Visit our sponsors! (or click here and disable ads)
The Waylanders is a historical time travel RPG inspired by Dragon Age: Origins
Game News - posted by Infinitron on Tue 21 August 2018, 00:39:16Tags: Gato Salvaje; Mike Laidlaw; The Waylanders
Do you like Dragon Age: Origins? Lots of people did back in 2009! Originally intended to be a modernized successor to the Infinity Engine games, as the years have gone by the original Dragon Age has become iconic in its own right, recognized as the last vestige of the old BioWare. So it's not surprising to see a game that claims to be directly inspired by it. It's called The Waylanders and it's a historical time travel RPG set in northern Spain. The developers are a studio by the name of Gato Salvaje from that same region. Unlike most time travel stories, The Waylanders isn't about a modern day individual who goes back in time using a time machine. Instead, the player character will be travelling between pre-Christian antiquity and the Middle Ages by more mystical means. This premise was interesting enough to attract the attention of former Dragon Age creative director Mike Laidlaw, who helped announce the game today in an exclusive reveal at PC Gamer.
The Waylanders is a fantasy RPG from Spanish developer Gato Salvaje, and former Dragon Age creative director Mike Laidlaw is among the staff working on it. Above, you can get a first look at the game in pre-alpha form, narrated by Laidlaw.
The Waylanders has real-time combat with a tactical pause option, and it's inspired by a bunch of RPG favourites, like Neverwinter Nights 2 and Dragon Age: Origins, which you'll probably note from the video. You can play it from a top-down view, or move the camera to third-person, and 12 changeable party formations let you experiment with combat tactics in the game. You'll be able to romance characters, too. In an interesting twist, however, you'll be able to time travel between two different periods.
You'll alternate between Celtic Brigantia, and the Middle Ages where Christianity has "supplanted" a lot of Celtic history. "The Waylanders takes inspiration from the Celtic Mythological Cycle, a rich tapestry that deals with Ireland but also the Celtic region of Brigantia on the north coast of modern-day Spain," the studio explains. Your player character is removed from the cycle of life and death, which allows you to swap between the two periods using magic.
The game's title comes from the Way of St James, or Camino de Santiago, a pilgrim's path that runs across Northern Spain. "These are the people protecting the Way, and protecting the legends, and protecting the spirit of the Way in the game."

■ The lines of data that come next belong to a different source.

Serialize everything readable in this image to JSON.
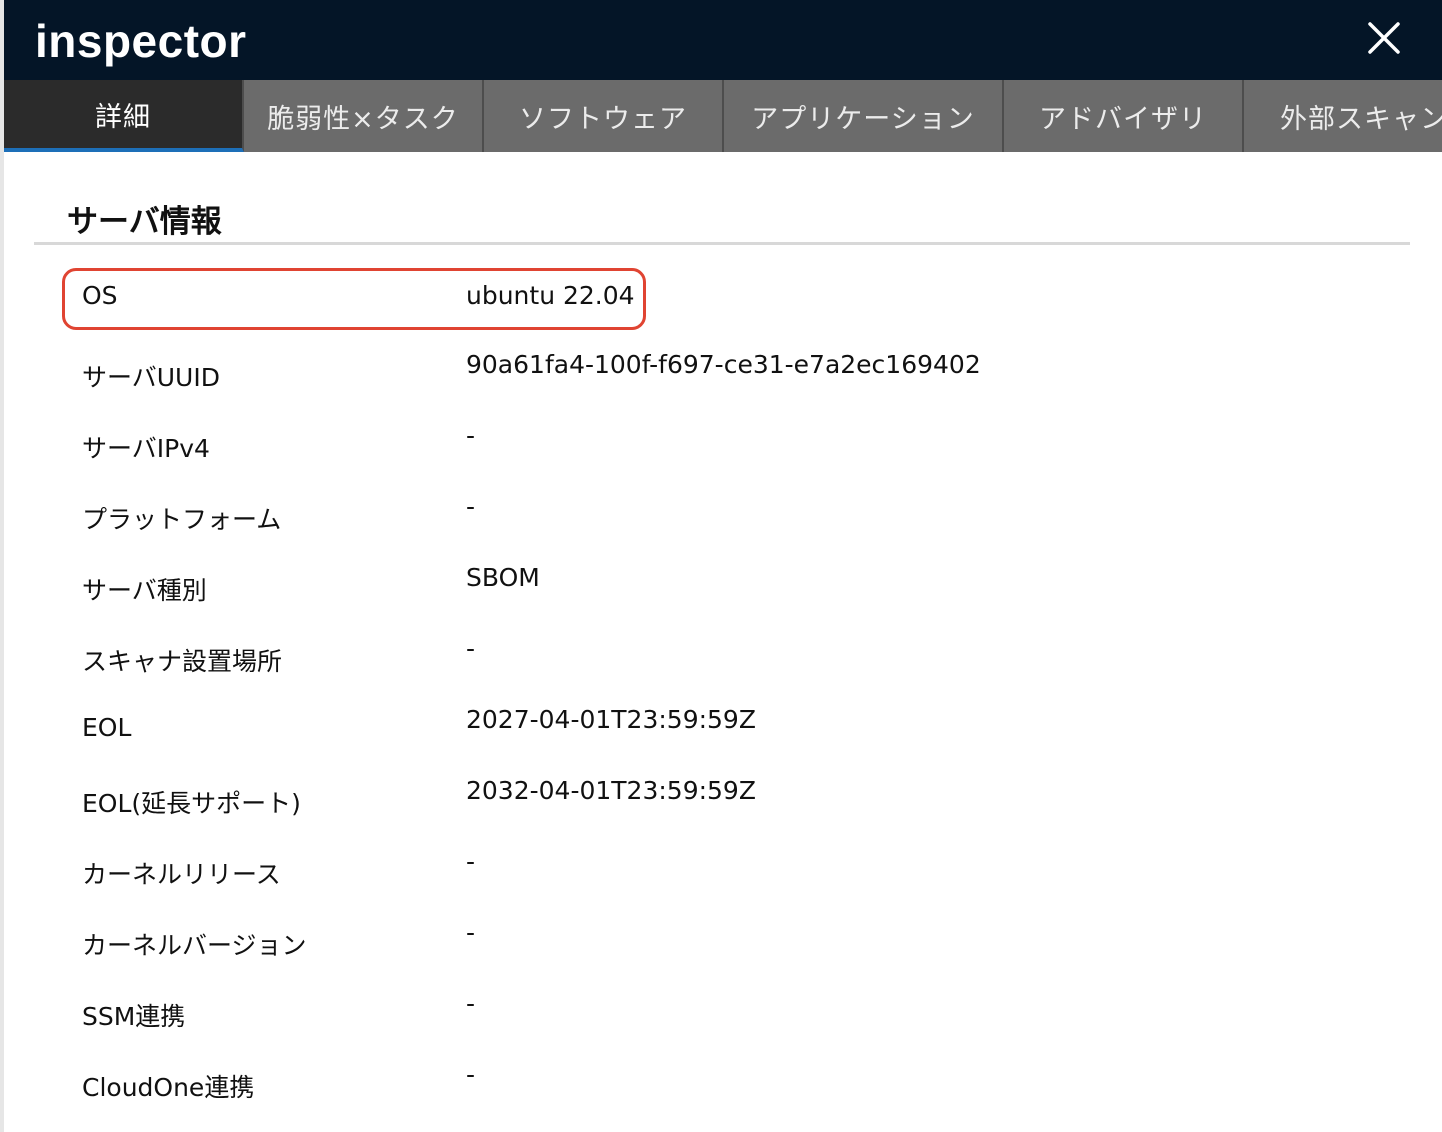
{
  "window": {
    "title": "inspector",
    "close_icon": "close-icon"
  },
  "tabs": [
    {
      "label": "詳細",
      "active": true
    },
    {
      "label": "脆弱性×タスク",
      "active": false
    },
    {
      "label": "ソフトウェア",
      "active": false
    },
    {
      "label": "アプリケーション",
      "active": false
    },
    {
      "label": "アドバイザリ",
      "active": false
    },
    {
      "label": "外部スキャン",
      "active": false
    }
  ],
  "section": {
    "title": "サーバ情報"
  },
  "rows": [
    {
      "label": "OS",
      "value": "ubuntu 22.04"
    },
    {
      "label": "サーバUUID",
      "value": "90a61fa4-100f-f697-ce31-e7a2ec169402"
    },
    {
      "label": "サーバIPv4",
      "value": "-"
    },
    {
      "label": "プラットフォーム",
      "value": "-"
    },
    {
      "label": "サーバ種別",
      "value": "SBOM"
    },
    {
      "label": "スキャナ設置場所",
      "value": "-"
    },
    {
      "label": "EOL",
      "value": "2027-04-01T23:59:59Z"
    },
    {
      "label": "EOL(延長サポート)",
      "value": "2032-04-01T23:59:59Z"
    },
    {
      "label": "カーネルリリース",
      "value": "-"
    },
    {
      "label": "カーネルバージョン",
      "value": "-"
    },
    {
      "label": "SSM連携",
      "value": "-"
    },
    {
      "label": "CloudOne連携",
      "value": "-"
    }
  ],
  "colors": {
    "titlebar": "#041527",
    "tabbar": "#6b6b6b",
    "active_tab": "#2b2b2b",
    "highlight": "#e04432"
  }
}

"The Celtics believe in reincarnation, so what we are doing, we choose the companions in the Celtic period," says Gato Salvaje's Fernando Prieto. "Then when our main character travels to the Middle Ages, we will have to look for our companions and wake them up. They will be reincarnated in other people, and we'll have to wake them up, but as they are in the middle ages. Only the main character will be able to time travel—our companions won't. [The companions] can be completely different people, though from the moment you wake them up, they'll remember what they did in the Celtic period. But they could be an important warrior in the Celtic period, then a housekeeper in the Middle Ages. That can be very funny, and very useful for the narrative."

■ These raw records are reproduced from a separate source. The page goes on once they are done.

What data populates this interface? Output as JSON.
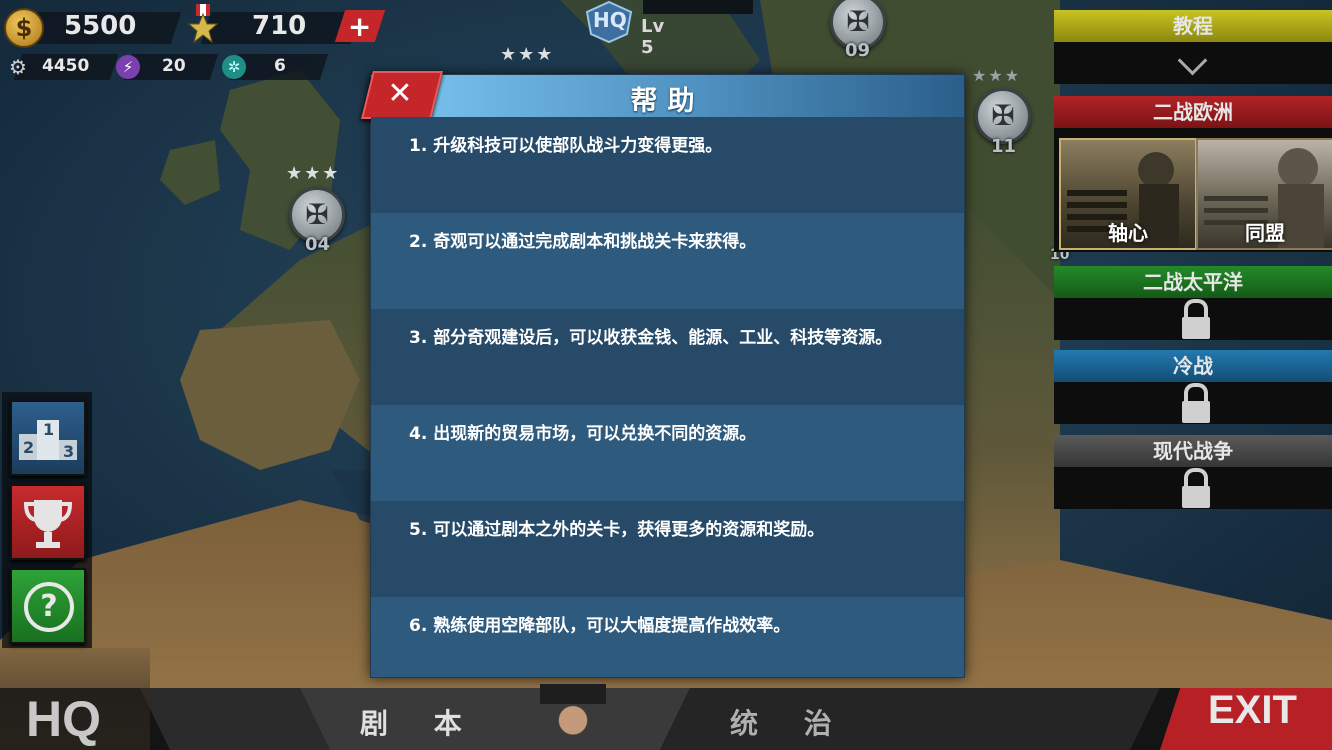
{
  "resources": {
    "money": "5500",
    "medals": "710",
    "industry": "4450",
    "energy": "20",
    "tech": "6"
  },
  "hq": {
    "badge": "HQ",
    "level": "Lv 5"
  },
  "map_nodes": [
    {
      "number": "04"
    },
    {
      "number": "09"
    },
    {
      "number": "11"
    },
    {
      "number": "10"
    }
  ],
  "dialog": {
    "title": "帮助",
    "close_glyph": "✕",
    "tips": [
      "1.  升级科技可以使部队战斗力变得更强。",
      "2.  奇观可以通过完成剧本和挑战关卡来获得。",
      "3.  部分奇观建设后，可以收获金钱、能源、工业、科技等资源。",
      "4.  出现新的贸易市场，可以兑换不同的资源。",
      "5.  可以通过剧本之外的关卡，获得更多的资源和奖励。",
      "6.  熟练使用空降部队，可以大幅度提高作战效率。"
    ]
  },
  "right_panel": {
    "tutorial": "教程",
    "ww2_europe": "二战欧洲",
    "axis": "轴心",
    "allies": "同盟",
    "ww2_pacific": "二战太平洋",
    "cold_war": "冷战",
    "modern_war": "现代战争"
  },
  "left_buttons": {
    "ranking_digits": [
      "1",
      "2",
      "3"
    ],
    "help_glyph": "?"
  },
  "bottom": {
    "hq": "HQ",
    "scenario": "剧 本",
    "rule": "统 治",
    "exit": "EXIT"
  },
  "colors": {
    "dialog_header": "#7fc8f4",
    "tutorial_band": "#b9b51c",
    "europe_band": "#a91e20",
    "pacific_band": "#1f7a23",
    "coldwar_band": "#1e6fa0",
    "modern_band": "#505050",
    "exit_red": "#b72025"
  }
}
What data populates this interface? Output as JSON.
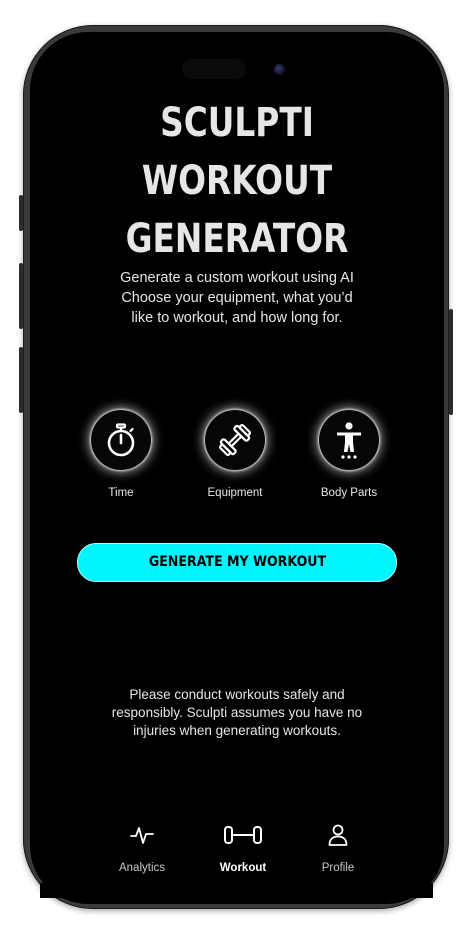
{
  "header": {
    "title_line1": "SCULPTI WORKOUT",
    "title_line2": "GENERATOR"
  },
  "intro": {
    "line1": "Generate a custom workout using AI",
    "line2": "Choose your equipment, what you’d",
    "line3": "like to workout, and how long for."
  },
  "features": [
    {
      "label": "Time",
      "icon": "stopwatch-icon"
    },
    {
      "label": "Equipment",
      "icon": "dumbbell-icon"
    },
    {
      "label": "Body Parts",
      "icon": "body-figure-icon"
    }
  ],
  "actions": {
    "generate_label": "GENERATE MY WORKOUT",
    "accent_color": "#00f5ff"
  },
  "disclaimer": {
    "line1": "Please conduct workouts safely and",
    "line2": "responsibly. Sculpti assumes you have no",
    "line3": "injuries when generating workouts."
  },
  "tabbar": {
    "items": [
      {
        "label": "Analytics",
        "icon": "pulse-icon",
        "active": false
      },
      {
        "label": "Workout",
        "icon": "barbell-icon",
        "active": true
      },
      {
        "label": "Profile",
        "icon": "person-icon",
        "active": false
      }
    ]
  }
}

You'll complete quests that straddle the two eras, and your party make-up will be different in each period. "You need to solve problems in the Celtic period to advance in missions in the Middle Ages as well. You'll need to be jumping from one period to another. Your companions will be the same, but with different characteristics in both periods." There are mirroring qualities to the two timeframes, like monsters on the loose and usurper kings, and uncovering their connection will be a big part of the story.

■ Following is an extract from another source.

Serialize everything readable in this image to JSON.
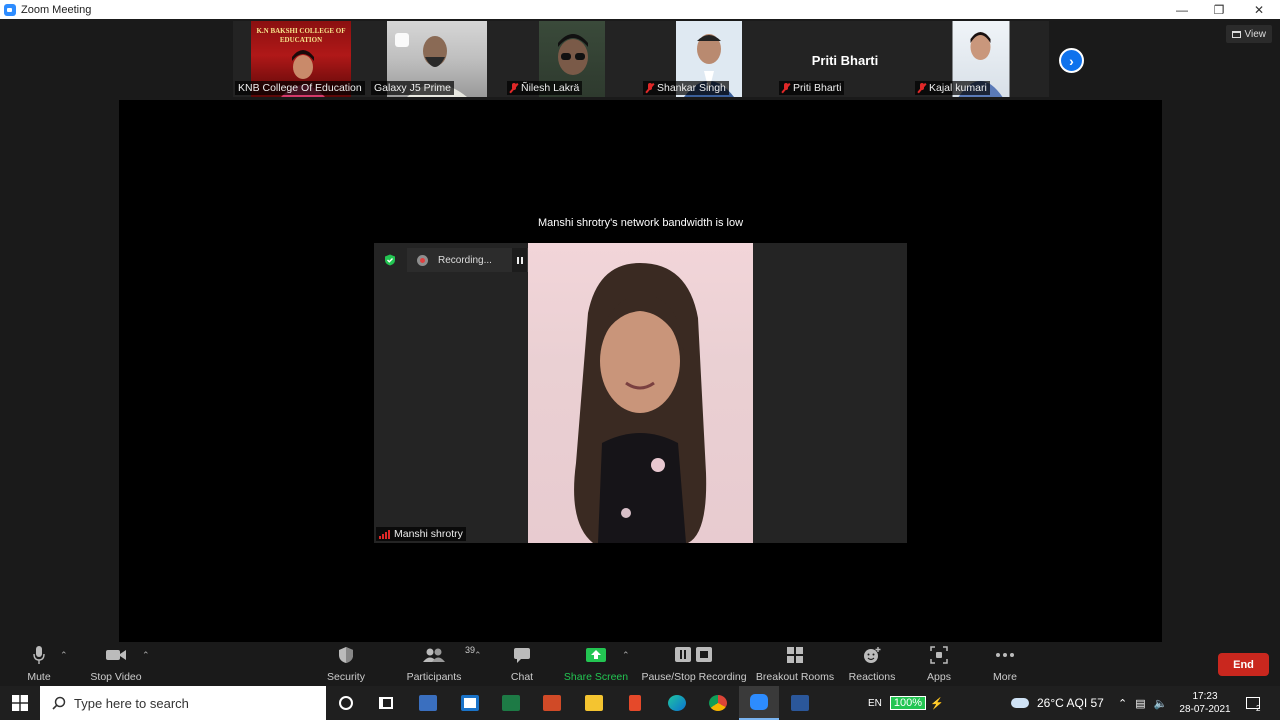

There are six basic classes in The Waylanders, then 30 advanced ones on top of that. Each basic class comes with two possible formations you can use for your party. In the video above, you see the party using a phalanx formation—this system is designed to give you tactical flexibility depending on the enemy in question, and so players can easily experiment with it.
"It's not just a way to form the party to move around the scenario, but we want to give deeper tactical options to the game," Prieto says. "So you can use different types of formations in every [instance] of combat, so you have multiple options to finish your mission, faster or not-so-fast. Those tactical options are always available to the players. So you can use formations for different purposes. You can use a phalanx, for example, or an orb, or an arrow formation. We'll have up to twelve different ones in the game. We will offer very deep tactical gameplay. It will be very easy to change from formations to the normal party, so you can try different options."
This is a very different project for the A Coruña-based studio, which has scaled up from just eight people to 40 in making The Waylanders, including new staff who previously worked at Spanish animation companies. "This project began two years ago," Prieto explains. "We are a small company from Spain, and after a lot of analysis, we realised we had to grow and make bigger projects to really survive in the gaming industry. And we began to build this project...we began the pre-production at the end of 2017, and that's the moment when we [approached] Mike to get involved in the project as well."
The Waylanders is targeting an early 2020 release.